I wonder if the different experiences have more to do with type of usage than the printers themselves?


----------



## Don M. (Aug 24, 2018)

Ken N Tx said:


> I have found that its better to just buy another printer.



The problem with doing that is that most new printers come with Partially Filled cartridges....so within 50 to 100 pages, you will be stuck with buying new cartridges.  These printer companies have mastered the art of making profits.


----------



## IKE (Aug 24, 2018)

Having other stuff to do I didn't get around to messing with the printer till about an hour ago......before I installed the new black cartridge I did a auto "head and nozzle clean" and the printer is now back to making excellent b & w copies.


----------



## Macfan (Aug 24, 2018)

When the price of ink goes down, the price of the printers will go up - economics. On printers in general, my preference is Epson. Epson is one of the few, if not the only, manufacturers that provide full ink cartridges with their new printers. Most everyone else provides 'sample' cartridges. Over time I've found Epson printers to be work horses and able to go the distance.
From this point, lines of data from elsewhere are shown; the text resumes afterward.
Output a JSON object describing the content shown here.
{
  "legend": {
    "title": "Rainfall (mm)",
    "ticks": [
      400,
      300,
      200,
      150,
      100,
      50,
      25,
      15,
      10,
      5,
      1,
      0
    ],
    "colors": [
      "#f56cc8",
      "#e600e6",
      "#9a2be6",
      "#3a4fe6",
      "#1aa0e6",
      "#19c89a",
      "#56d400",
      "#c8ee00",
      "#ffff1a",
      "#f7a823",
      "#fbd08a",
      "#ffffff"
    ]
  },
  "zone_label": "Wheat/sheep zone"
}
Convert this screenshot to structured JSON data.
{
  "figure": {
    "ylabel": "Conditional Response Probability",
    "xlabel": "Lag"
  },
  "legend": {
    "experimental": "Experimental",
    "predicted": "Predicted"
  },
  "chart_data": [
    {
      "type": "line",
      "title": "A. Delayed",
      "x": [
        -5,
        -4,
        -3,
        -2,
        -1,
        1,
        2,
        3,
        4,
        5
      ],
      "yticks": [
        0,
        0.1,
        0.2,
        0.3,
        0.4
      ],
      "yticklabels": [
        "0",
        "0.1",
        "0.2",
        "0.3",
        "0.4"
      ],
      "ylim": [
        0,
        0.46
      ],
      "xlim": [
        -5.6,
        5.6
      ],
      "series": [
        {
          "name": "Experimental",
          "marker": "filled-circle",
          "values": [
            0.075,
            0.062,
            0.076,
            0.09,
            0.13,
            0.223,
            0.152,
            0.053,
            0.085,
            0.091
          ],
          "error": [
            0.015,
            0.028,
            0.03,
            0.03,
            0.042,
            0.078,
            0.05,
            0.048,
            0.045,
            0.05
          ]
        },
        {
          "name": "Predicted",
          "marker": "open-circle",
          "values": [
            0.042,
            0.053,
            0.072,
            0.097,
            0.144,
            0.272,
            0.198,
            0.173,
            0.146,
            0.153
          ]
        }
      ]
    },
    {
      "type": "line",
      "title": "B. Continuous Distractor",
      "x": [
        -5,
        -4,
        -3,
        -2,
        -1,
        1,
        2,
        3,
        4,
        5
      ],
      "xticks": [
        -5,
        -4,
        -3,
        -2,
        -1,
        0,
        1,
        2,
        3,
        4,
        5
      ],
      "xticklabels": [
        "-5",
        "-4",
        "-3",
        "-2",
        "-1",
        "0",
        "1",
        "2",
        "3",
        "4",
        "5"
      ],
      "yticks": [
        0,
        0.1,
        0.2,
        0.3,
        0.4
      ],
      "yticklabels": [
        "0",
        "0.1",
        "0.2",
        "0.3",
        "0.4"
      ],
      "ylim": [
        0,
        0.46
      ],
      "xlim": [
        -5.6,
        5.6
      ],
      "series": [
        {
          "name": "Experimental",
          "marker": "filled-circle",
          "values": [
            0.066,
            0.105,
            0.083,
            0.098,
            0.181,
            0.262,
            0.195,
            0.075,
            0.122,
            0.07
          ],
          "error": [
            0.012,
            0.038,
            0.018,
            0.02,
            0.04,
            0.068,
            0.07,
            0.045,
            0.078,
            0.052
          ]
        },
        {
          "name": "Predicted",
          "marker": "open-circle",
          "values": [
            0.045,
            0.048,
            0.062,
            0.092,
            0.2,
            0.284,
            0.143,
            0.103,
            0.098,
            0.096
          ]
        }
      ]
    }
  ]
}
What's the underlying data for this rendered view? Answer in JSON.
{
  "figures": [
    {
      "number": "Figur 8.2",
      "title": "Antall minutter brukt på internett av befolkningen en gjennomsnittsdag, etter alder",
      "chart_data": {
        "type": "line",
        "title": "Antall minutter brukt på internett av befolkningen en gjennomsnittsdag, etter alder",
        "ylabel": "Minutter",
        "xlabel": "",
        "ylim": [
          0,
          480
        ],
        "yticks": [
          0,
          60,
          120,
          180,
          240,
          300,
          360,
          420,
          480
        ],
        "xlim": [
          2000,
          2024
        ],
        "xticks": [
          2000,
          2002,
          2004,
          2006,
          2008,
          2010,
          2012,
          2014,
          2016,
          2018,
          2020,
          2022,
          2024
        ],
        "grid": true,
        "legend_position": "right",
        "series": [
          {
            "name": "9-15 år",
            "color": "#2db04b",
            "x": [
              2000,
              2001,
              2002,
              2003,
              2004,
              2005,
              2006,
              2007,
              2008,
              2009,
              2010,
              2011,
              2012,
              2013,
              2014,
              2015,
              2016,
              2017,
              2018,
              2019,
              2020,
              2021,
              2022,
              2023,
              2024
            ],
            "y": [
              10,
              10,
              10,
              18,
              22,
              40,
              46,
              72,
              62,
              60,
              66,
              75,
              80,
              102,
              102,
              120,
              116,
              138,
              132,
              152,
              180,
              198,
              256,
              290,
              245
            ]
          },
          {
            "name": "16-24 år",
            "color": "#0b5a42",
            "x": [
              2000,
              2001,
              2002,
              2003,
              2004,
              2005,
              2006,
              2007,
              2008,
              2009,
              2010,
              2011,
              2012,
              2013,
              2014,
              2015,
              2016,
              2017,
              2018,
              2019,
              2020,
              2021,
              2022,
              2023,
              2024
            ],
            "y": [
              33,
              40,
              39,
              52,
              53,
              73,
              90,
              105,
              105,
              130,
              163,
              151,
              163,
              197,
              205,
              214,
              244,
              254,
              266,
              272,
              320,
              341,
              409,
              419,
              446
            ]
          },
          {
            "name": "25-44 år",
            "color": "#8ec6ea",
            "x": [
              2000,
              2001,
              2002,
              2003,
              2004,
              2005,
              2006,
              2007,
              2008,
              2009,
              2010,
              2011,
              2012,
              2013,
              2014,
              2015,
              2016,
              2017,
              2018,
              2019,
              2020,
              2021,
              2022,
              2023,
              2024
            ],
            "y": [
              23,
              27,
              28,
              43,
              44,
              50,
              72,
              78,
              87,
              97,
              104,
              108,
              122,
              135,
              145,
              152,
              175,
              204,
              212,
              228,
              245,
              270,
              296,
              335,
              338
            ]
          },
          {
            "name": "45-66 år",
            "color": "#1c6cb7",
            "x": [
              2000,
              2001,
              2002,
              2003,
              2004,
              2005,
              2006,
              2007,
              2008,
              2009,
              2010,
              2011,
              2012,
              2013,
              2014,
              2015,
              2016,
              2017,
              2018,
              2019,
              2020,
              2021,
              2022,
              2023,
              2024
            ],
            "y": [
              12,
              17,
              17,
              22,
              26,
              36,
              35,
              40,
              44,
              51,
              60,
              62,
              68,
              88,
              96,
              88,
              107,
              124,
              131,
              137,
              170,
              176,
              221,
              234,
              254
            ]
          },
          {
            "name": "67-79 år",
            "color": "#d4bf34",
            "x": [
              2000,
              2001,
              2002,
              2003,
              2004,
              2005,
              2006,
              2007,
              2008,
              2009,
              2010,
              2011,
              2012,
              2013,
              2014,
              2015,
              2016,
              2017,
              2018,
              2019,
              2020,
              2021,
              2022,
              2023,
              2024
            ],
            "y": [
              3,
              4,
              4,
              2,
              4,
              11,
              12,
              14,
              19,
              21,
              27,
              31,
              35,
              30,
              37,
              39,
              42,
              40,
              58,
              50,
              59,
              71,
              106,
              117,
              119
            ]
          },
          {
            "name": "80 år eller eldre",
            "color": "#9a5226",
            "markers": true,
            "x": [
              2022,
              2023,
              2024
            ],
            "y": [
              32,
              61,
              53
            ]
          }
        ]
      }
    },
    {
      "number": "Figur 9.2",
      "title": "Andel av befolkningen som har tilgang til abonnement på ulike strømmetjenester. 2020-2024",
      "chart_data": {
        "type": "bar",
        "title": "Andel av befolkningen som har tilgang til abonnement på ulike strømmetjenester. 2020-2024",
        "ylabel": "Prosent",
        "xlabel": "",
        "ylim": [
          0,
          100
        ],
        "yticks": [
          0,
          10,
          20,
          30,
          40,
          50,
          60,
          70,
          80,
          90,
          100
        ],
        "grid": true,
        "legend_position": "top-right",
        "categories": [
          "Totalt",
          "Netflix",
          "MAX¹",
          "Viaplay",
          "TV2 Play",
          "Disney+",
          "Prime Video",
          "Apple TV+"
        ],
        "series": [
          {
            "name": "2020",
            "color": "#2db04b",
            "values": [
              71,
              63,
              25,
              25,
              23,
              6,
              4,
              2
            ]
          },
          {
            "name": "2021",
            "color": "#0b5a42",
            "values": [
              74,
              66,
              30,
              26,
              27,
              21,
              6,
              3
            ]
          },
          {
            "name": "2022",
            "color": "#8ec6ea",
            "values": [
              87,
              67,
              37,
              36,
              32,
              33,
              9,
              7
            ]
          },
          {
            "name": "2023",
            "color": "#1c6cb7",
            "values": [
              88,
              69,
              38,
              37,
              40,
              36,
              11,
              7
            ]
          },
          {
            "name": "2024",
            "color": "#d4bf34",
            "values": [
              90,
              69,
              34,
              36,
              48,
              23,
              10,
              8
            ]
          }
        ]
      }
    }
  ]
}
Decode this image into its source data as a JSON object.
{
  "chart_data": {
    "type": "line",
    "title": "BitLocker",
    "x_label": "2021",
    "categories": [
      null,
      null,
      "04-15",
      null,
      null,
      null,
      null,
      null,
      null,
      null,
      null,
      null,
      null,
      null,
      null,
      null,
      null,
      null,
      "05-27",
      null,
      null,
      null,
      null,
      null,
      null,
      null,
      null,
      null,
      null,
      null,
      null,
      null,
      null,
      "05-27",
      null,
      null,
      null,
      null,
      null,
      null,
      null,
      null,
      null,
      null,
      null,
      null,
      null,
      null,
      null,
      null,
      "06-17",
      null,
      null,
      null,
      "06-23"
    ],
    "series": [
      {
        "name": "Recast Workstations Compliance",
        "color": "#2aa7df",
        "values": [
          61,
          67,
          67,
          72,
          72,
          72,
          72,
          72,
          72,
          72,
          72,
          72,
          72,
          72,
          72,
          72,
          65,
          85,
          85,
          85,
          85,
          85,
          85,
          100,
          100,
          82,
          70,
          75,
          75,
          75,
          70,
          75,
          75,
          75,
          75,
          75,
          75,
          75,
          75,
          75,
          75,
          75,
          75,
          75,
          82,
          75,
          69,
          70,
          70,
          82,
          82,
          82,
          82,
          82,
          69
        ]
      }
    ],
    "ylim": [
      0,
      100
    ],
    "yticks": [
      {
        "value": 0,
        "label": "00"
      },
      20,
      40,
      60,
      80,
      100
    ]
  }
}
They aren't perfect but then none of the others are either, so, all things being equal, I'll take Epson . Don...


----------



## Mike (Aug 24, 2018)

My Epson tells me that I am not using "Epson
Cartridges", I just click Continue and it is quite
happy, but the law might be different where you are.

Mike.


----------



## C'est Moi (Aug 24, 2018)

Our last Canon lasted 9 years so I can't complain; I think the printhead finally bit the dust and would have cost more than a new printer.   I got the new HP free so can't complain there, either.   (A "use this and provide a product review" thing.)


----------



## debbie in seattle (Sep 1, 2018)

SeaBreeze said:


> My black ran out (or dried out) even though I rarely use my printer, put new cartridges in around once a year.  Happy to be able to print out the things I needed in a dark blue color, since it's nothing formal, it doesn't matter what color it is.  I'll suck the color one dry until I need to go out and buy another cartridge.



Great idea!    My black is almost gone, onto dark blue for me!     Thanks.


----------